# Anyone know about puppy-adult coat transition??



## mariebowman (Feb 8, 2013)

This question may be specific to Samoyeds, or northern double-coated breeds! I don't know anything about other breeds. I heard that Samoyed puppies replace their puppy coat with their adult coat between 12 and 15 months old. But what exactly does that mean? Does it mean that they don't lose any puppy coat until then, and only then do they start growing in adult coat? OR does it mean they are already in the process of losing puppy coat before that age..and it just happens that they are finished replacing pup coat with adult BY 12-15 months? My pup's coat is looking a bit off to me, not as long as before (but this may be due to a groomer), tons of hair coming out lately..all I have to do is touch him and loose hair falls off.


----------



## Amaryllis (Dec 28, 2011)

Okay, this is for a GSD x golden retriever mix (both double coated like a Samoyed), and this was 12 years ago, but Muggsy's puppy coat was shorter, softer and had much more black in it. Then the normally lost fur (you know, the stuff that comes out day to day, not a shed) started being replaced by longer, coarser fur that had a lot of brown in it. This took a couple of months, iirc. He looked mangey for a while because of it.
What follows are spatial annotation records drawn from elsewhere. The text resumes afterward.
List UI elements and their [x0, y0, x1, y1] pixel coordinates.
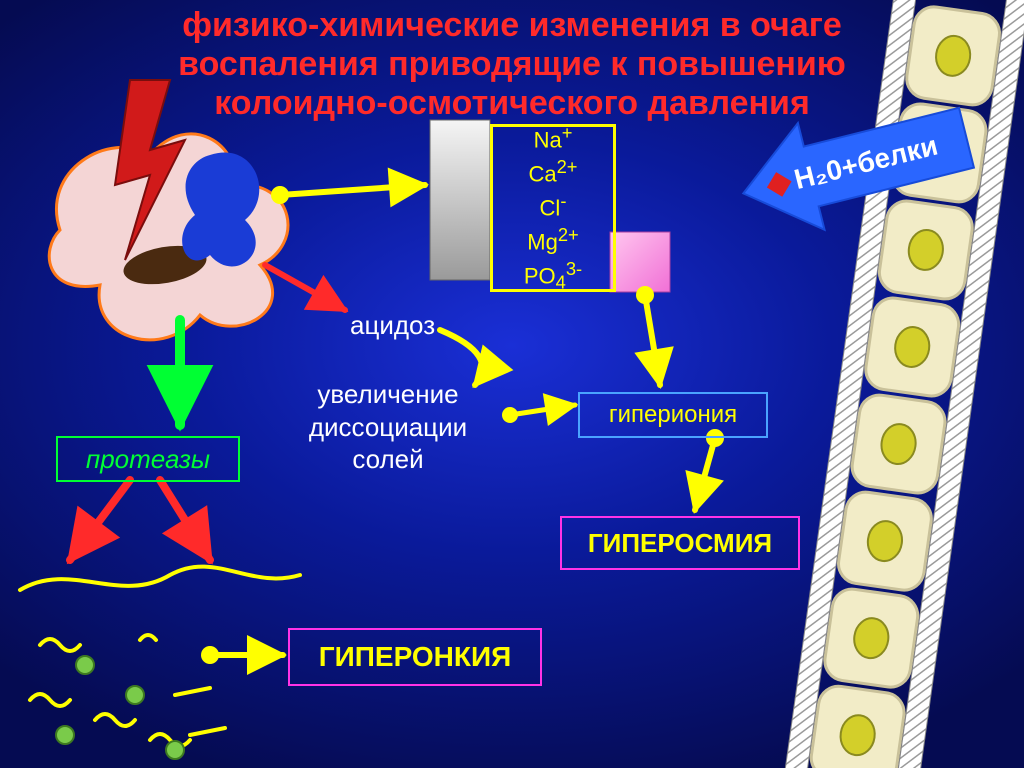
box-hyperonkia: ГИПЕРОНКИЯ: [288, 628, 542, 686]
diagram-stage: H₂0+белкифизико-химические изменения в о…: [0, 0, 1024, 768]
box-hyperionia: гипериония: [578, 392, 768, 438]
label-dissociation: увеличение диссоциации солей: [258, 378, 518, 476]
box-hyperosmia: ГИПЕРОСМИЯ: [560, 516, 800, 570]
label-acidosis: ацидоз: [350, 310, 435, 341]
ion-line: Na+: [493, 121, 613, 155]
ion-line: Mg2+: [493, 223, 613, 257]
ion-line: Ca2+: [493, 155, 613, 189]
diagram-title: физико-химические изменения в очагевоспа…: [0, 6, 1024, 123]
ion-line: Cl-: [493, 189, 613, 223]
box-proteases: протеазы: [56, 436, 240, 482]
ion-line: PO43-: [493, 257, 613, 295]
ions-box: Na+Ca2+Cl-Mg2+PO43-: [490, 124, 616, 292]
What your describing sounds more like a shed, and it is the right time of year, but I've never had a Samoyed.


----------



## elrohwen (Nov 10, 2011)

I'm not a samoyed person, but that sounds very late to be losing puppy coat. My pup started losing his baby coat around 5 months I think, and now at 9 months it's mostly gone (with a lot of help from the stripping knife). His adult coat is very short still, but it's there. He has a feathered double coat. His puppy coat was very fuzzy and orange colored, while his adult coat is flat, shiny and deep red. They probably won't look as different on a white dog, but it was a huge change for him. He looked pretty rough during the transition and shed buckets. 

It does take a long time for full adult coats to come in on a lot of dogs, so maybe they mean the adult coat isn't in fully until 12-15 months?


----------